Most of the guys back home wanted to know about the differences between the North American and Brazilian academies. a few observations:
- Far fewer techniques demonstrated in Brazil. Maybe 2 per class and it was not uncommon after a brief warm up to hear "ok,..today we go to training". The emphasis was on rolling in 7 min timed rounds.
- No stand up. The blackbelts explained that the only time they performed sparring from standup was in a week or so before tournaments. They felt that standup grappling was more likely to result in training injuries.
- I found the jiu-jitsu much more "feint" oriented as opposed to straight ahead pressure. The majority of the techniques were explained in the context of setting it up with pressure to one direction and then reversing to take advantage of your opponent's reaction. The softer, more flowing style of jiu-jitsu was described by Ari as more pure jiu-jitsu - that is to say in Brazil, there was less influence of other arts like wrestling in the jiu-jitsu.
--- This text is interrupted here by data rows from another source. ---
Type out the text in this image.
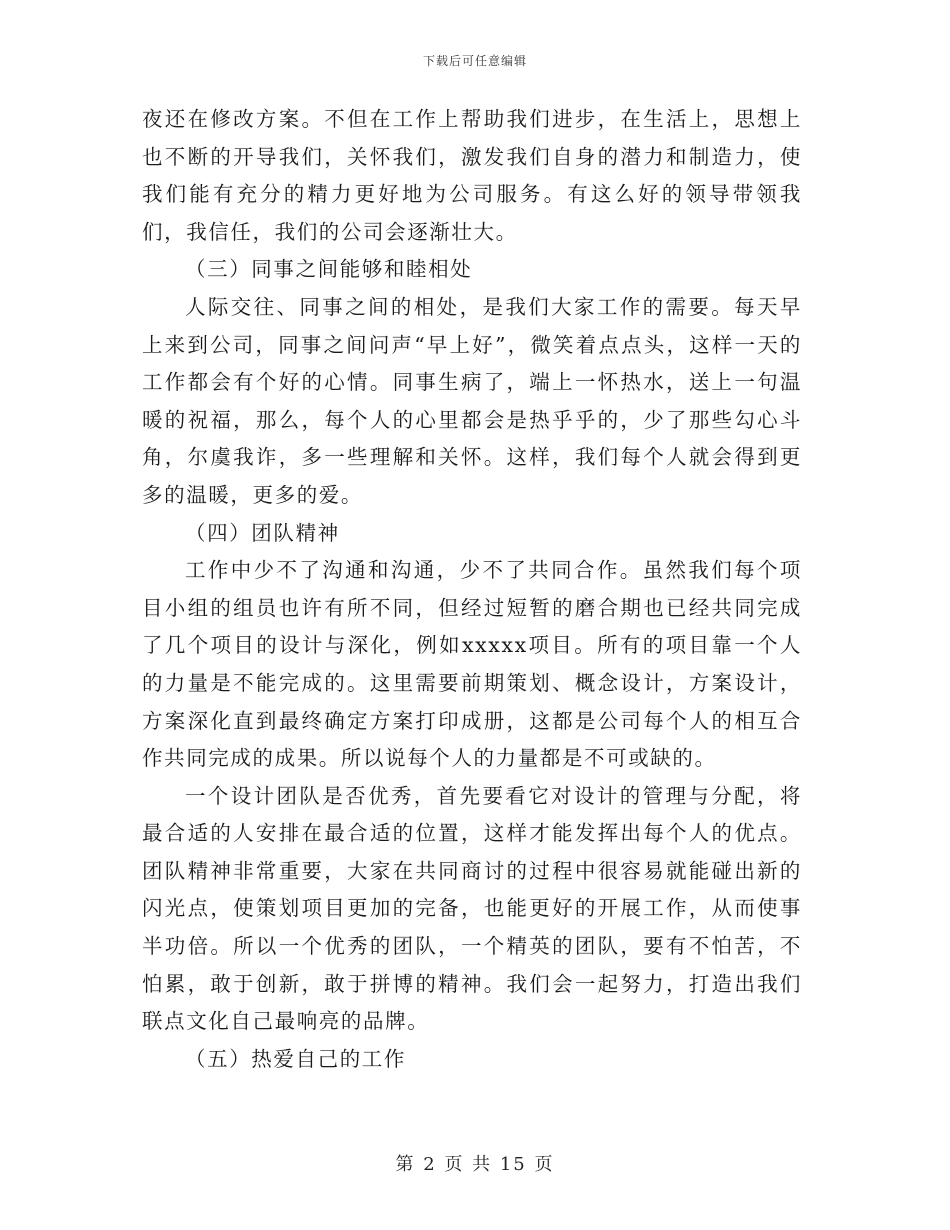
下载后可任意编辑

夜还在修改方案。不但在工作上帮助我们进步，在生活上，思想上也不断的开导我们，关怀我们，激发我们自身的潜力和制造力，使我们能有充分的精力更好地为公司服务。有这么好的领导带领我们，我信任，我们的公司会逐渐壮大。

（三）同事之间能够和睦相处

人际交往、同事之间的相处，是我们大家工作的需要。每天早上来到公司，同事之间问声“早上好”，微笑着点点头，这样一天的工作都会有个好的心情。同事生病了，端上一怀热水，送上一句温暖的祝福，那么，每个人的心里都会是热乎乎的，少了那些勾心斗角，尔虞我诈，多一些理解和关怀。这样，我们每个人就会得到更多的温暖，更多的爱。

（四）团队精神

工作中少不了沟通和沟通，少不了共同合作。虽然我们每个项目小组的组员也许有所不同，但经过短暂的磨合期也已经共同完成了几个项目的设计与深化，例如xxxxx项目。所有的项目靠一个人的力量是不能完成的。这里需要前期策划、概念设计，方案设计，方案深化直到最终确定方案打印成册，这都是公司每个人的相互合作共同完成的成果。所以说每个人的力量都是不可或缺的。

一个设计团队是否优秀，首先要看它对设计的管理与分配，将最合适的人安排在最合适的位置，这样才能发挥出每个人的优点。团队精神非常重要，大家在共同商讨的过程中很容易就能碰出新的闪光点，使策划项目更加的完备，也能更好的开展工作，从而使事半功倍。所以一个优秀的团队，一个精英的团队，要有不怕苦，不怕累，敢于创新，敢于拼博的精神。我们会一起努力，打造出我们联点文化自己最响亮的品牌。

（五）热爱自己的工作

第 2 页 共 15 页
- No one had stripes on their belts. The majority of the blackbelts were not competitive wunderkind - rather, guys who just had been training for a long time.
- You don't pick your own sparring partners - the instructor always matched me up.
- I felt that people were less concerned with "who tapped who" or needing to establish the pecking order than in North America.
- The atmosphere was very relaxed - some guys dropping in, having 1 roll and then getting back into their street clothes to go back to work!
When I returned home there were the inevitable questions about "How did you do down there? Did you tap everyone out?" I laugh and respond "I didn't bring anything down there that they hadn't seen before or know how to deal with!"
Some interesting points I feel. It seems to be common place in BJJ academies as of late to "fight" and "compete" even in the dojo, which in my humble opinion, is not the approach to take if you are really interested in learning, improving, and growing as a martial artist safely!